La salle baigne dans la pénombre. On devine des personnes au fond, occupée à dérouler lentement ce qui semble être un immense tapis, en fait des dizaines de couvertures multicolores assemblées tel un patchwork. Les corps sont nus, hommes et femmes, les onze artistes de la compagnie de danse brésilienne de Lia Rodrigues.

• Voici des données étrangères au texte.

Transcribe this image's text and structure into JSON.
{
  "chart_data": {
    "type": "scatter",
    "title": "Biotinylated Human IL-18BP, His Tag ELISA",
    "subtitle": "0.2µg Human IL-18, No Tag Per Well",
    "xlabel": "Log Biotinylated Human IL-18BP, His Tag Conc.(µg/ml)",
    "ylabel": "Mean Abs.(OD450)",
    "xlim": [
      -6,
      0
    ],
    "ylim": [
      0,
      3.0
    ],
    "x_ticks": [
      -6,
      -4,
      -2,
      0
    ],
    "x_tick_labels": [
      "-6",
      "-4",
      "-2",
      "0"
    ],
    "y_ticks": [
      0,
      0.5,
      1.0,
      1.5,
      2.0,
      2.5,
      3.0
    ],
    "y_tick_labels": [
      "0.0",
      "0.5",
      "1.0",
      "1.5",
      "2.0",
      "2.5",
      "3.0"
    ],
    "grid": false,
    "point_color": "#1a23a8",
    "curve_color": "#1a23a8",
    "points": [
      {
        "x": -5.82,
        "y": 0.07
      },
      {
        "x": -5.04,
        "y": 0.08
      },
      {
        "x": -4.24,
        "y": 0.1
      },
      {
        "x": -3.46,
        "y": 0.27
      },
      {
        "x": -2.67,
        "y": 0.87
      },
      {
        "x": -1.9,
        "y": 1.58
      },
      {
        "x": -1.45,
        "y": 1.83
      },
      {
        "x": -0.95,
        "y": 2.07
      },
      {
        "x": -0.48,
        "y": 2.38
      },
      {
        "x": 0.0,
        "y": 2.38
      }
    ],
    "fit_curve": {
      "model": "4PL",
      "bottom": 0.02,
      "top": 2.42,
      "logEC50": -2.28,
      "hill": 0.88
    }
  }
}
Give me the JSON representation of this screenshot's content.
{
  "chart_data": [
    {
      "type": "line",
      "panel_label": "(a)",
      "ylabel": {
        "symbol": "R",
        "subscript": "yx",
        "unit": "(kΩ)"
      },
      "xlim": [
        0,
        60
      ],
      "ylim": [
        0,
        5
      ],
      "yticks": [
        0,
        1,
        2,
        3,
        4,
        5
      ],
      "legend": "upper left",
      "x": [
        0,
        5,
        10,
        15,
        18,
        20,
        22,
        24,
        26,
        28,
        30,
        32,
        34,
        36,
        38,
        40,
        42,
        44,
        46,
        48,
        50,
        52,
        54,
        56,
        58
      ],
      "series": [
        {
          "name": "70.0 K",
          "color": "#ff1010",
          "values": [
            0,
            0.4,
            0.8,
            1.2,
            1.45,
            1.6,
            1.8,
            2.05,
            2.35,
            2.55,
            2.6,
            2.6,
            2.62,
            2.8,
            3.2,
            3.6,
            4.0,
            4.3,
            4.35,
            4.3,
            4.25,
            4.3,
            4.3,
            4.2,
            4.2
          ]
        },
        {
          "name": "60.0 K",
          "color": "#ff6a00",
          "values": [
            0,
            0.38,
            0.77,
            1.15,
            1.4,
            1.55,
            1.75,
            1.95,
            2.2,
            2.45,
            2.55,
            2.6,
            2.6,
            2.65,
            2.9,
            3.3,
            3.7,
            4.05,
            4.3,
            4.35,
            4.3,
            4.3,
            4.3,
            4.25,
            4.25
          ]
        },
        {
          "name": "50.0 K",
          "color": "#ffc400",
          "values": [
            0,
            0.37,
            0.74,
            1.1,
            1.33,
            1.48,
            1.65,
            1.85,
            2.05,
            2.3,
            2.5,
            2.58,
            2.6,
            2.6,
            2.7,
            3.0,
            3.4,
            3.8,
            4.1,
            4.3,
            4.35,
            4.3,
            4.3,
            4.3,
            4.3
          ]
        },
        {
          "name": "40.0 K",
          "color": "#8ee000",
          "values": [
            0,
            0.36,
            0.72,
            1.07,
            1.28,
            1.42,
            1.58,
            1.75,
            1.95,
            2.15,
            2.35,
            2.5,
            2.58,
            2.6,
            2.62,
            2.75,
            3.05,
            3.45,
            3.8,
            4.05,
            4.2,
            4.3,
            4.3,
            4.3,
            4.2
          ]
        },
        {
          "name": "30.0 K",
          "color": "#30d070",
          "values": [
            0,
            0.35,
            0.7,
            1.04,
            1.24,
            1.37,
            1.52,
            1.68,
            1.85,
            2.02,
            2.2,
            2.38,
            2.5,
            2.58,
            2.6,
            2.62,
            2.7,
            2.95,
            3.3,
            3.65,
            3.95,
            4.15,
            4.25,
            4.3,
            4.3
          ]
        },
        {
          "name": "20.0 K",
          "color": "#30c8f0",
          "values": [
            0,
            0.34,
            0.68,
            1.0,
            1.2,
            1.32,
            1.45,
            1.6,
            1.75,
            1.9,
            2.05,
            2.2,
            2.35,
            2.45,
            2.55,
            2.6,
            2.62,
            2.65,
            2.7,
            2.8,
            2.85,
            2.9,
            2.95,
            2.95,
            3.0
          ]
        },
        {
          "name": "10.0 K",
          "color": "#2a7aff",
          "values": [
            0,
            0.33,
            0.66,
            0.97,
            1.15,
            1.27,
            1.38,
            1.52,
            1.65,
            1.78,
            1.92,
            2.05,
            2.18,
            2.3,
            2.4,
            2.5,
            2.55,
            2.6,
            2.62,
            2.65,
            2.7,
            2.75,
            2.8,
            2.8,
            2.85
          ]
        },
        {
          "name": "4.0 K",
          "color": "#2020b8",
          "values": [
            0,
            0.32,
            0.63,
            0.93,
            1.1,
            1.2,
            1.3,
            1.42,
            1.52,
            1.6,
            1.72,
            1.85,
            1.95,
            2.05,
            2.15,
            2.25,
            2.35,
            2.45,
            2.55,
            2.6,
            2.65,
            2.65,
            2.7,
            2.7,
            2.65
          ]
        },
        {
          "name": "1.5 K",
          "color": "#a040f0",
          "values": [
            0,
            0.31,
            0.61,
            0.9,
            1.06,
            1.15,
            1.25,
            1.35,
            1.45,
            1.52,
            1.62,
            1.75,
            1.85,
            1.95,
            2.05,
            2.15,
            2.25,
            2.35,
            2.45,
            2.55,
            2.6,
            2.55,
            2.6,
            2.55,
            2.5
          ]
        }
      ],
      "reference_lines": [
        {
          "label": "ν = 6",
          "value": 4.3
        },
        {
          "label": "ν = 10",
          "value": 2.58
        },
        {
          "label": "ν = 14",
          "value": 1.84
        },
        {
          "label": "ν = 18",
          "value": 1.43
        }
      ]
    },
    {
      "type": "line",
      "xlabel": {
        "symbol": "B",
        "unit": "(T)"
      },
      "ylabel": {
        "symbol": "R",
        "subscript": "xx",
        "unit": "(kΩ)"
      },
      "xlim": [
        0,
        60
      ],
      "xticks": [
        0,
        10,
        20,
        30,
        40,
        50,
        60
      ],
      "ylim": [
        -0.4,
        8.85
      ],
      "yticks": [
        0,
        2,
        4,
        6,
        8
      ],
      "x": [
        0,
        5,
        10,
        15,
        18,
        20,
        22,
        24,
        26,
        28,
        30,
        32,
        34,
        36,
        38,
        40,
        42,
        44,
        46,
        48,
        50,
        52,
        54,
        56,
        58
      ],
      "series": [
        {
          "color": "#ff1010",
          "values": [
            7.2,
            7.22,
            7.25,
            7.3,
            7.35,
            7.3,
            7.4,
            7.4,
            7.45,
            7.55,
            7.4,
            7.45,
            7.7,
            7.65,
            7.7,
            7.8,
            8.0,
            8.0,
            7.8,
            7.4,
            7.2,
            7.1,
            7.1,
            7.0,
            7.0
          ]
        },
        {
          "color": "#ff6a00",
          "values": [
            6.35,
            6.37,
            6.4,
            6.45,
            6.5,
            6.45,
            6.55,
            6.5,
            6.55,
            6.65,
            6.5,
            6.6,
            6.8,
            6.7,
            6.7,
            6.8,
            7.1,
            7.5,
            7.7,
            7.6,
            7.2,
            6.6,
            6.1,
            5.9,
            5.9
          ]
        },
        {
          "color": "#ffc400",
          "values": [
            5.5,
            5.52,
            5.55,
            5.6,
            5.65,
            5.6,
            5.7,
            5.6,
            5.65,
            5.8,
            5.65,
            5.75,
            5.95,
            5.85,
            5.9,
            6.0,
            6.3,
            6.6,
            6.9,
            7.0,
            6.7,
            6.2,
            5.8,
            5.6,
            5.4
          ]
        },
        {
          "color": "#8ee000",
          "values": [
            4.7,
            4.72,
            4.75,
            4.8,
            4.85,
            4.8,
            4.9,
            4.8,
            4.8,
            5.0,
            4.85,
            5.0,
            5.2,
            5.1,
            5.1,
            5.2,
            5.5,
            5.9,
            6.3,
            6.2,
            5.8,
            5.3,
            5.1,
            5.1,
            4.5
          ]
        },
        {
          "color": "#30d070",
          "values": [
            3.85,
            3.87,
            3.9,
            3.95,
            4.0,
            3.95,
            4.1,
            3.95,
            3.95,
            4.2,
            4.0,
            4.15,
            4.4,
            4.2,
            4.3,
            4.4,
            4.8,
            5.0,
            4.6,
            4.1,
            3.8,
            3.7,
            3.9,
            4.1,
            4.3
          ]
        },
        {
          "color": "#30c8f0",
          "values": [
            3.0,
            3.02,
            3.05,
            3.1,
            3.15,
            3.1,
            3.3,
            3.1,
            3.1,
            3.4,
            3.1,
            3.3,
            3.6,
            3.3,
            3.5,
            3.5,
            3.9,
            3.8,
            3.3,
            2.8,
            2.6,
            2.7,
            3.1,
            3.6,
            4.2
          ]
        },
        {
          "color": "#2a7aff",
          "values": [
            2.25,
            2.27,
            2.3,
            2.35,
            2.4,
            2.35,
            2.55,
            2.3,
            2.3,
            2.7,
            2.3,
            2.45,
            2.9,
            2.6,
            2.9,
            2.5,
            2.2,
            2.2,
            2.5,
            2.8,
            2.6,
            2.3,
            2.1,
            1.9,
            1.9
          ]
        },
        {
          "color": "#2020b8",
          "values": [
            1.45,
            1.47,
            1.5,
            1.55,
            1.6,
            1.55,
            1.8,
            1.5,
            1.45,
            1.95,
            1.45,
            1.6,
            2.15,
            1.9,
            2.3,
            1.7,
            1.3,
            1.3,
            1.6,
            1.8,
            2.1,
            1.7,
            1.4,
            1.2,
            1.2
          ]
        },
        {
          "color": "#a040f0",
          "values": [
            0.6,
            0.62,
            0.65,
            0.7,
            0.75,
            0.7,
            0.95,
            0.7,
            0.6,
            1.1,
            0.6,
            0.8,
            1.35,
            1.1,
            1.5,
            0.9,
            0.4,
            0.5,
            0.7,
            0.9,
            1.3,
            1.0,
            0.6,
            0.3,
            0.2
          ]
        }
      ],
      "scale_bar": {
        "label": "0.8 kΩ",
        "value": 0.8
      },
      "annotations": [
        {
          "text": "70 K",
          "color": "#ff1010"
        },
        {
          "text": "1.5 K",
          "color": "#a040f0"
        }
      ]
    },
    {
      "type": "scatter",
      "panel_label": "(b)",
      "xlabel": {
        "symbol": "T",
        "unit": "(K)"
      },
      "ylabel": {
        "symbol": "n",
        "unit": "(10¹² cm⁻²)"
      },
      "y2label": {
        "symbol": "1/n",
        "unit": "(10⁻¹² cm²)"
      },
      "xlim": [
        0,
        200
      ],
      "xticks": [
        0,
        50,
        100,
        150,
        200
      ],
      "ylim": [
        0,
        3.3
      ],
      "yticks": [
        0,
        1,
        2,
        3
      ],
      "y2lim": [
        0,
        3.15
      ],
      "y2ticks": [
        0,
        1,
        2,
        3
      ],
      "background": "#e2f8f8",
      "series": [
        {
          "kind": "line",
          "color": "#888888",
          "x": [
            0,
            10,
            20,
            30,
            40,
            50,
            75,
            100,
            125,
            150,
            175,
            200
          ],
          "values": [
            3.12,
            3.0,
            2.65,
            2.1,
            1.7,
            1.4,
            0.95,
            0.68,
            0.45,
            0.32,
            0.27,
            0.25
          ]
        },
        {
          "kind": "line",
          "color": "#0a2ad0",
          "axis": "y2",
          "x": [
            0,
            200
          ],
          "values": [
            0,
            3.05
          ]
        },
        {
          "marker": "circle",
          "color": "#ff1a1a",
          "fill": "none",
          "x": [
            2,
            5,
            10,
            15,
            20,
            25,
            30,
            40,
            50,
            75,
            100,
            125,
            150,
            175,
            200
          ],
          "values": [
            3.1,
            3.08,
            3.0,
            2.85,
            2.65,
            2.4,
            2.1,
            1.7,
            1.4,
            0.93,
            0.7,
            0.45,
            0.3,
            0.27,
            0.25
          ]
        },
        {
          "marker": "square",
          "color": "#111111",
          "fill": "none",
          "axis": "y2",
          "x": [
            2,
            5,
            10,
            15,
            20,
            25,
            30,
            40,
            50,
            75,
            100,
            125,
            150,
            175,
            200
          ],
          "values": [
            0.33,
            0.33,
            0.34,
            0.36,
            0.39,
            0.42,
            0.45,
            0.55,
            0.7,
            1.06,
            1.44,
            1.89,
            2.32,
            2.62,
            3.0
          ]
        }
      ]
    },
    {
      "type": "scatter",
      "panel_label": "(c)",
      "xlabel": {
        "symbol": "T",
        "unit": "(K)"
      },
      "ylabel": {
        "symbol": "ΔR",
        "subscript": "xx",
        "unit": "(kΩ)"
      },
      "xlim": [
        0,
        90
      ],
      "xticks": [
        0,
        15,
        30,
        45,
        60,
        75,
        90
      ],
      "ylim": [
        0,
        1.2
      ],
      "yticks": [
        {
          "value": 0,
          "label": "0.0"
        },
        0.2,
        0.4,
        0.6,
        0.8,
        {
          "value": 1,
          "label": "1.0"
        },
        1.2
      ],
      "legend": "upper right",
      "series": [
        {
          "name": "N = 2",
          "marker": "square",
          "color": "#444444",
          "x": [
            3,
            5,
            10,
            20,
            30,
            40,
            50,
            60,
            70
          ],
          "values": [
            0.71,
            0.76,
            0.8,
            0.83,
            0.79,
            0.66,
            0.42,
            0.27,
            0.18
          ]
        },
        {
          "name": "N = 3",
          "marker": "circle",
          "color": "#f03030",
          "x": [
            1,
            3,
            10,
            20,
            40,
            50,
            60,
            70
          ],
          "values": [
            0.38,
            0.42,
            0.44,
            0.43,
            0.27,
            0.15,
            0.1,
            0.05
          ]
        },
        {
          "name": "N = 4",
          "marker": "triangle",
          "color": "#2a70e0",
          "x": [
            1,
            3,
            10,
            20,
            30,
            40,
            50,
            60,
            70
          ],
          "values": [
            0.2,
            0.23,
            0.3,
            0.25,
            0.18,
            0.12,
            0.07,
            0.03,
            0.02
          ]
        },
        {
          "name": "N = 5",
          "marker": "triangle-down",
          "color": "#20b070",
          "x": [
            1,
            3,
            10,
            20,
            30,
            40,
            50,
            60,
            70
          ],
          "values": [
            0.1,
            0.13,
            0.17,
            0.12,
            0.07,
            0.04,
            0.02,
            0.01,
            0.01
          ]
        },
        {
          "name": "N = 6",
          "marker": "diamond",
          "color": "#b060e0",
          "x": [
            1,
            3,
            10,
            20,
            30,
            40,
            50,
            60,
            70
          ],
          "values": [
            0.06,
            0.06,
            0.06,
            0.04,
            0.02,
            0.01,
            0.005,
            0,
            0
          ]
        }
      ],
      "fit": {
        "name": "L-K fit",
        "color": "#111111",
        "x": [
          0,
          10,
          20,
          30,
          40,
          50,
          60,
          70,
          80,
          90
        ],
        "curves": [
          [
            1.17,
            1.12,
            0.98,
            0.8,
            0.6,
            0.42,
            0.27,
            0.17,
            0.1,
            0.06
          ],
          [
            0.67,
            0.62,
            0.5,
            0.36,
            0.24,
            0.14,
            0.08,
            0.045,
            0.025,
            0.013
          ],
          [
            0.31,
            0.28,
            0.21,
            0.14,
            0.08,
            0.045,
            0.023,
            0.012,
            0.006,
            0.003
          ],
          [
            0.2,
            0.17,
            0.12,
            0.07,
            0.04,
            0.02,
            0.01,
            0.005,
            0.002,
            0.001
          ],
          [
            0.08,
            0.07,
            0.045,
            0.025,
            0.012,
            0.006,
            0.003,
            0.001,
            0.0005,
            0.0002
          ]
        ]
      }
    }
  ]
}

Une première danseuse plonge gracieusement sous une couverture tachetée. La voici devenue guépard. Elle glisse, passe sous une autre couverture et se transforme en fleurs. Encore quelques mètres, c’est désormais esprit de la forêt. Chacun, chacune se transforme et se réinvente au gré des ondulations de cette mer de tissus. Passe une sirène au chant strident plus proche du renard en rut que de la douce mélopée.
Sous le signe de la joie
"Encantado", ça veut dire émerveillé. On peut aussi le traduire par 'enchanté', au sens magique du mot. Face à nous, il est bel et bien question de sortilèges et d’enchantements. Humanité et animalité se confondent alors que les esprits, les dieux et les mortels se mélangent pêle-mêle dans une transformation perpétuelle.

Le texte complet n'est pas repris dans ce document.